I have a lot of experience reading to children. I was employed as a classroom helper by Carnegie Mellon's research preschool, worked as a camp counselor for five summers, and still babysit the youngest of my six younger siblings.
Bottom line: I have been exposed to a lot of mediocre children's picture books. So I decided to create my own from scratch.
I was most inspired by the work of Jon Klassen, Shel Silverstein, and Øyvind-Torseter.
John Klassen's illustrations are beautiful, utilizing simple shapes and magnificent colors and textures. His stories are very funny and often have dark twists that were hinted at in earier pages. He believes that it is important to remember how children are being read picture books because they cannot read the words on their own. Thus, children are relying on the pictures to tell the story. He likes to reward children who pay attention and think for themselves by putting clues to the story’s conclusion in the pictures, a lesson I ended up taking to heart.
I also loved “The Missing Piece” by Shel Silverstein. The story followed a circle-esque character on a journey to find a shape that would fit into him and complete his circle. The main character’s desire was extremely simple and relatable despite the fact that the character was just a shape in this odd world of shapes. The images were extremely simple as well, just penned on a white background. What I loved about the story was that the theme of feeling incomplete was universally felt so the fact that the characters were simple shapes didn’t deter the reader from feeling empathy. I definitely ended up employing the theme of “shape goes through existential crisis and asks other shapes for help” in my own story.

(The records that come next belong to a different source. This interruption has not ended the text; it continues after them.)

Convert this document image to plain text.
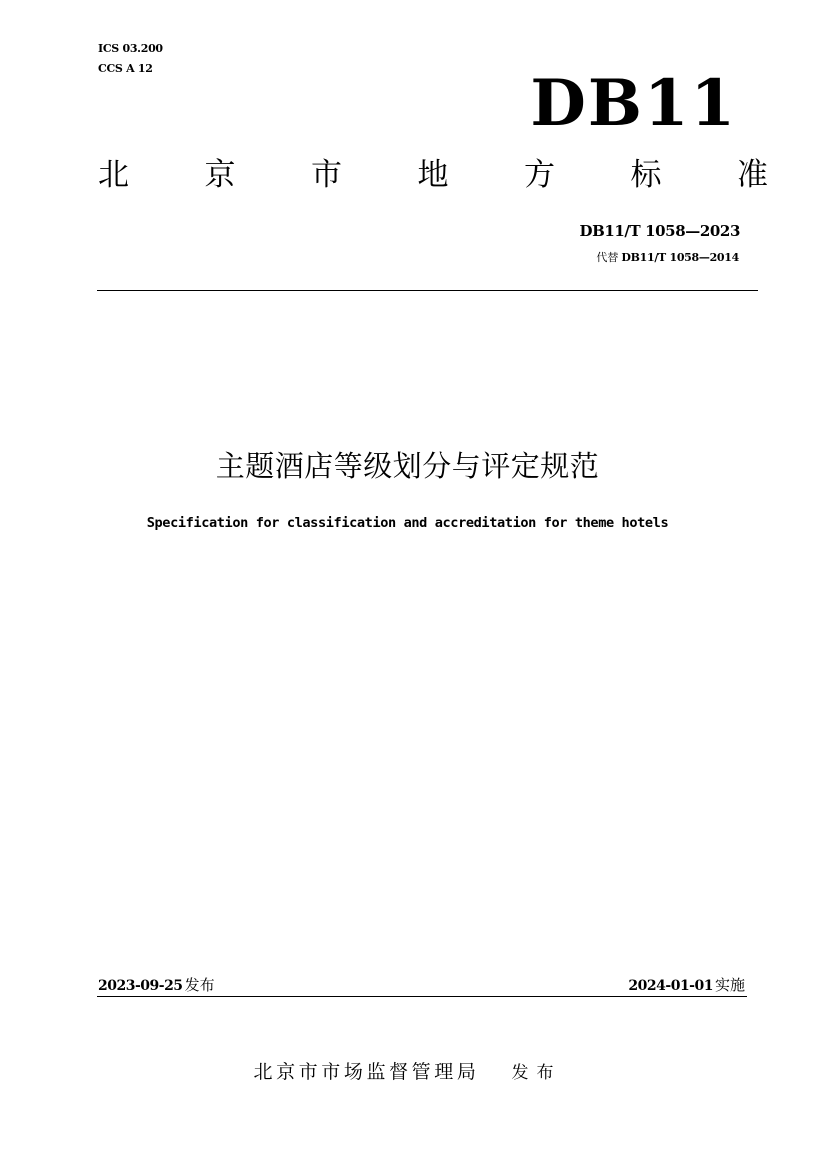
ICS 03.200
CCS A 12	DB11
北 京 市 地 方 标 准
DB11/T 1058—2023
代替 DB11/T 1058—2014
主题酒店等级划分与评定规范
Specification for classification and accreditation for theme hotels
2023-09-25 发布	2024-01-01 实施
北京市市场监督管理局 发布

In the story “The Hole,” a character realizes there is a void he can’t get rid of and it's everywhere he goes, so the book has a literal hole punched through it. I was fascinated by the way this author combined the physicality of the book with its themes and illustrations. This inspired me to let the book’s pages become part of the story rather than just something onto which a story is told.
This project was split into three major components. One part was writing the story itself. How would the characters talk, what were their names, what was the plot, how did it end, how do I fit it in less than 20 pages? My initial ideation can be found amongst my sketches where I brainstormed big plot ideas as well as wrote out some example pages.
The second component was the illustrations, such as what the characters looked like and any background or setting elements. In my sketches, I played around with the idea of BLOB being many different sizes and using color to differentiate how BLOB could become many different sizes while the shapes with fixed sizes were more perfectly colored in. I also played around with using shadows to show the shapes in more of a physical world which I ended up scrapping as I decided the shapes were in a two dimensional fantasy plane of existence.
The third element of the project and the one most relevant to the project requirements was overall composition of the book and its spreads/pages. In initial sketches I considered multiple different covers that showed BLOB in her many forms or surrounded by all the shapes and objects she encounters in her journey. I also started to play around with how the text on each page would relate to the illustrations. Here I realized I was going to have to fit a lot of text on some pages so I wanted to have some sort of grid system to allow me to chunk the text into readable, bite-sized pieces. I also realized that I wanted to be able to be playful with where I put my text which similarly supported a grid system. As I learned in earlier projects, playful text placement still requires guidelines so it doesn’t feel sloppy.
I received overwhelmingly positive comments at the final crit. People enjoyed the story, the typefaces and the illustrations and they seemed to appreciate the rhyming as well as the theme of the story itself. I made the story ultimately for me, feeling like a blob in a world of perfect shapes after radically changing my academic path during my senior year. My favorite part of this project was hearing from everyone, from my professor to my seven year old sister, that they related to blob too.